Bagaimana tidak, Moh. Hatta yang setiap hari mengikuti proses formulasi kebijakan sanering bahkan dia sendiri yang mengumumkan kebijakan itu kepada publik harus menerima dampak juga bersama-sama dengan masyarakat. Padahal sebenarnya sang Istri (Ibu Rahmi) sedang menabung uang untuk membeli mesin jahit. Sampai-sampai sang istri pun protes kepada Moh. Hatta mengapa Ia tidak memberitahukan terlebih dahulu kalau nilai mata uang akan dipotong, kalau diberitahu lebih dahulu kan Ia bisa membeli berbagai macam keperluan rumah tangga, makanan, bahkan bisa dibelikan mesin jahit terlebih dahulu sebelum sanering dilakukan.
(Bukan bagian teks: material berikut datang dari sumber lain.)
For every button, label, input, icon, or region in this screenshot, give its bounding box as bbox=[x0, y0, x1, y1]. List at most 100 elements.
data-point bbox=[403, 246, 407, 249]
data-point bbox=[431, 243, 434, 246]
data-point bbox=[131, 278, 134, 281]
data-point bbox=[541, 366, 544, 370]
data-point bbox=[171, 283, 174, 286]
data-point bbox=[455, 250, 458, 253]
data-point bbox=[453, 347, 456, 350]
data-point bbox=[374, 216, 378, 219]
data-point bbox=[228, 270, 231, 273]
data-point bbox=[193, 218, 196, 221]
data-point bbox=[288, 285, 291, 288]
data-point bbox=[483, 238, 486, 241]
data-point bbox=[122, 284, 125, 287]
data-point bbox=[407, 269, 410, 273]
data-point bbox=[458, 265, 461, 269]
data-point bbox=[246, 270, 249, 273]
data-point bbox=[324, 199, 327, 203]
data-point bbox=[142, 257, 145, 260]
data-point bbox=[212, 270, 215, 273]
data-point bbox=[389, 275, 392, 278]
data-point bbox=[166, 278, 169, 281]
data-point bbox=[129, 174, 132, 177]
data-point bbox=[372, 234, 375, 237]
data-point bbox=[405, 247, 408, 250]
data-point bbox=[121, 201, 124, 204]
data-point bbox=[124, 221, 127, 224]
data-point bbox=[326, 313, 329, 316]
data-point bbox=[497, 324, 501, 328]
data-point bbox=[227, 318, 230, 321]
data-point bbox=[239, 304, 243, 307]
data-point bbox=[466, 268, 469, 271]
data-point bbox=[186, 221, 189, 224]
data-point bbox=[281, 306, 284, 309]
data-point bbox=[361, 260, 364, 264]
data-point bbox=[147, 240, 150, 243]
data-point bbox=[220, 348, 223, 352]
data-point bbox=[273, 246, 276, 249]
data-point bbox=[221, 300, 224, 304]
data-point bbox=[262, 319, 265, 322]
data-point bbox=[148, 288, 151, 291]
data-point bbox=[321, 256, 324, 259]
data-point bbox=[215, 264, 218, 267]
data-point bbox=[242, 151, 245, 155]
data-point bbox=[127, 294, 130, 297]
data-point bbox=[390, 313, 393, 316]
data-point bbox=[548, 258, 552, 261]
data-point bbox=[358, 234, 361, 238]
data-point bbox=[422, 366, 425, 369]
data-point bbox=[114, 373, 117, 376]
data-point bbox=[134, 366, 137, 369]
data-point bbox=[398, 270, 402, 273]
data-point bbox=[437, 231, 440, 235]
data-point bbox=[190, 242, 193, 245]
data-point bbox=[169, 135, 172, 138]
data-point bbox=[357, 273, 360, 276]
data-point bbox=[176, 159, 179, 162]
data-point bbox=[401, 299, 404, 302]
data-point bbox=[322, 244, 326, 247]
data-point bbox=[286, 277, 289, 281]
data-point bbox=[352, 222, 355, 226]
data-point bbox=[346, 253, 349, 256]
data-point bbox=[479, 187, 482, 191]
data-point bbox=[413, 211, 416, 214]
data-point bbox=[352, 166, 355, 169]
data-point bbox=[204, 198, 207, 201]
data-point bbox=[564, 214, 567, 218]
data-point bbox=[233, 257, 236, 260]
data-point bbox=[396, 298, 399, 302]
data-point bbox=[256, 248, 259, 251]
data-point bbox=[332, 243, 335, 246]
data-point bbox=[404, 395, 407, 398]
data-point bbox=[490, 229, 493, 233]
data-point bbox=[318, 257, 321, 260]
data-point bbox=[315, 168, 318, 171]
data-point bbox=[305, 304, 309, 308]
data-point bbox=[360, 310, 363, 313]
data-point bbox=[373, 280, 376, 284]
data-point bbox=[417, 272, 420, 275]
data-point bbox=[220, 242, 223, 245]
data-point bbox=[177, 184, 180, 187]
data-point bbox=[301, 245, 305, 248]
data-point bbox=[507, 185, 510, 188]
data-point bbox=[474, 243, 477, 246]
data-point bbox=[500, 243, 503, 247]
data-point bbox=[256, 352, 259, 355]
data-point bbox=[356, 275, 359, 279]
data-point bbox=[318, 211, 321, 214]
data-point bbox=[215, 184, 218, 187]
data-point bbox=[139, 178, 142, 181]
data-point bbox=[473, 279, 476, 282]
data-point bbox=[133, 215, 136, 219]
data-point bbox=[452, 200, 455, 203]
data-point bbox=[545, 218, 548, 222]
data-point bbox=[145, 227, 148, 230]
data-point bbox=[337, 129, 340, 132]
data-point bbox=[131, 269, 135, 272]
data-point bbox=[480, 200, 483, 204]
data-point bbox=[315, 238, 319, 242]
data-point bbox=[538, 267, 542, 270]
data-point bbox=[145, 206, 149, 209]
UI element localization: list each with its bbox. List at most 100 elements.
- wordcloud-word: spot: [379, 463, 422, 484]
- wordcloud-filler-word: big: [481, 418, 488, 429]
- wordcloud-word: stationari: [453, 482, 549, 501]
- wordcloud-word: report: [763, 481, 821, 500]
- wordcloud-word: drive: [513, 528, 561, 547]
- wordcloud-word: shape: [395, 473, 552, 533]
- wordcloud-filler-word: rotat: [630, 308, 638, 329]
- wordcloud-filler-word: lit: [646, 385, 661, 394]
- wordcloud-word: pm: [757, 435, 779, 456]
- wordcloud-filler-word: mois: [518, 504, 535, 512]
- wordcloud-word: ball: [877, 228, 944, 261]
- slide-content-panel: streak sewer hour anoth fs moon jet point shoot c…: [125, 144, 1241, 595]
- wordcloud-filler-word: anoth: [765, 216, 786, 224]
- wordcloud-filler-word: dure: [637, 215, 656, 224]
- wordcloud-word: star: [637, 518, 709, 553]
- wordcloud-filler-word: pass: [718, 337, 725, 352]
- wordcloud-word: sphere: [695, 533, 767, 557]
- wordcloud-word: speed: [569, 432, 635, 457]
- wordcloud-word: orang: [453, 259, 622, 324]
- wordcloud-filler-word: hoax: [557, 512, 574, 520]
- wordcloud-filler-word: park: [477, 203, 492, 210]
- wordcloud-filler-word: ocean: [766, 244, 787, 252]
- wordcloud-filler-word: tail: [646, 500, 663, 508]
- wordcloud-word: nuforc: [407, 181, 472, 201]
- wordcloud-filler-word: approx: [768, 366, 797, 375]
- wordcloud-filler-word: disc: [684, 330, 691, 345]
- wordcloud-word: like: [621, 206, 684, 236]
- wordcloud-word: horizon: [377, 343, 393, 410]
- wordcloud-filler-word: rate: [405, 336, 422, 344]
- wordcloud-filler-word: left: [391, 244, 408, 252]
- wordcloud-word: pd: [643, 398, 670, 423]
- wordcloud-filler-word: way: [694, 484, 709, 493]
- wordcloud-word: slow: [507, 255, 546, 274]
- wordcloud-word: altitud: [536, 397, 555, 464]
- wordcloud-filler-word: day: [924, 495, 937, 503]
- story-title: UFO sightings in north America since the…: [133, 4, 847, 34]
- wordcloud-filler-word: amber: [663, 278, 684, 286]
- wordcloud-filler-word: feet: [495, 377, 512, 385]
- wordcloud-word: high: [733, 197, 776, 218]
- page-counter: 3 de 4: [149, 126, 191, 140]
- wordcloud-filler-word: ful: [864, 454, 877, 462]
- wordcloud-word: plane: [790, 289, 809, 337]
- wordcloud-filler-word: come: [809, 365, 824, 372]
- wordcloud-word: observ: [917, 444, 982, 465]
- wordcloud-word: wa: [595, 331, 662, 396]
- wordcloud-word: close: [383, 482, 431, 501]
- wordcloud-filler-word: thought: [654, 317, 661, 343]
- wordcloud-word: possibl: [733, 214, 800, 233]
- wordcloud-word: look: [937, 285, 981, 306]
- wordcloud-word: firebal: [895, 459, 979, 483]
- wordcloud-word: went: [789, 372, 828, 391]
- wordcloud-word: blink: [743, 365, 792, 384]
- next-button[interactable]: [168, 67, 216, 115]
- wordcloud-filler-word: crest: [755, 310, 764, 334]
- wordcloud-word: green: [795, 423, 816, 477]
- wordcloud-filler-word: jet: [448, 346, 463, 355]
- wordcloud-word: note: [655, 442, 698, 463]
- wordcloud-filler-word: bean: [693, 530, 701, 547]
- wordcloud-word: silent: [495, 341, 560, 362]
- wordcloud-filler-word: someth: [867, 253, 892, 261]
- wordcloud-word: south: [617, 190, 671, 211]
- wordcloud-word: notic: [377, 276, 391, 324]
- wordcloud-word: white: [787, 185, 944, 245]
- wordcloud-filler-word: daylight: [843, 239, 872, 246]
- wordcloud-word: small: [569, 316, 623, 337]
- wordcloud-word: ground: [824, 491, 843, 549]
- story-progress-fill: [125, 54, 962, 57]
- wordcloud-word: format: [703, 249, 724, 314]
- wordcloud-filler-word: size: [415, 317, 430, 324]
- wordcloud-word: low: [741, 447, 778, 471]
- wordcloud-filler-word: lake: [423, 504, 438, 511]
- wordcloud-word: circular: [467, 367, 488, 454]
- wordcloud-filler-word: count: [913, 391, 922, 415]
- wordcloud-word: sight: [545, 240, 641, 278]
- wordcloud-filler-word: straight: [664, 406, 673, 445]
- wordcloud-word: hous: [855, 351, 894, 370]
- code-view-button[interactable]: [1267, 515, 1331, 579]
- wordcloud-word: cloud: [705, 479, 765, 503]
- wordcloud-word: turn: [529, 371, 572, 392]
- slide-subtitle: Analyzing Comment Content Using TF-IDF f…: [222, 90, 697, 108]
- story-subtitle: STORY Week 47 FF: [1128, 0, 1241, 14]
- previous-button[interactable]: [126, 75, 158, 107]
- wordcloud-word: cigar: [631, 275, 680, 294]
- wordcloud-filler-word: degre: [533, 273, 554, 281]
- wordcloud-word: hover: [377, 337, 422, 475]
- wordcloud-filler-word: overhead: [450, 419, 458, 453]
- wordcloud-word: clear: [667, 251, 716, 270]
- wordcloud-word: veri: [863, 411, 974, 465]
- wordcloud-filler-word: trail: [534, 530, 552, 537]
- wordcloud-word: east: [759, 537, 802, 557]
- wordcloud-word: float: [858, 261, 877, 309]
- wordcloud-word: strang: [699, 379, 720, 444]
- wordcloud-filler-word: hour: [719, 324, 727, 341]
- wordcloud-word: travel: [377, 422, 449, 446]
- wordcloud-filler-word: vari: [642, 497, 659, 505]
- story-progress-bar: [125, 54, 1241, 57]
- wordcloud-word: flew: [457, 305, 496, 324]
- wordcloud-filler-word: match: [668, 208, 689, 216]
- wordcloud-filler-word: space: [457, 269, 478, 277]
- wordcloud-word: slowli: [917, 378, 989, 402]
Namun, meskipun setiap hari bertemu dengan sang istri tetap saja Hatta tidak pernah menyampaikan apa saja rencana kebijakan yang akan diambil pemerintah khususnya dalam kebijakan pemotongan nilai mata uang ini. "Negarawan", begitu label yang disematkan oleh Prof. Yusuf Irianto kepada Moh. Hatta. Menurut Moh. Hatta tidak ada hubungannya antara kepentingan negara dengan kepentingan pribadi dan keluarganya.
Inilah yang bisa menjadi solusi di tengah pejabat publik yang lagi ramai-ramai korupsi, bahkan bersepakat untuk membentuk UU KPK yang agak ramah bagi pejabat korup, bahkan juga bersepakat untuk memilih komisioner KPK yang agak 'lembek' pada penindakan korupsi yang memilih untuk banyak mencegah. Ayolah para pejabat publik, sadarlah bahwa anda adalah pejabat publik, bukan pejabat hawa nafsu. Jadilah "Negarawan" yang menjadikan kepentingan publik/negara menjadi utama, bukan kepentingan pribadi, keluarga, bisnis, dsb.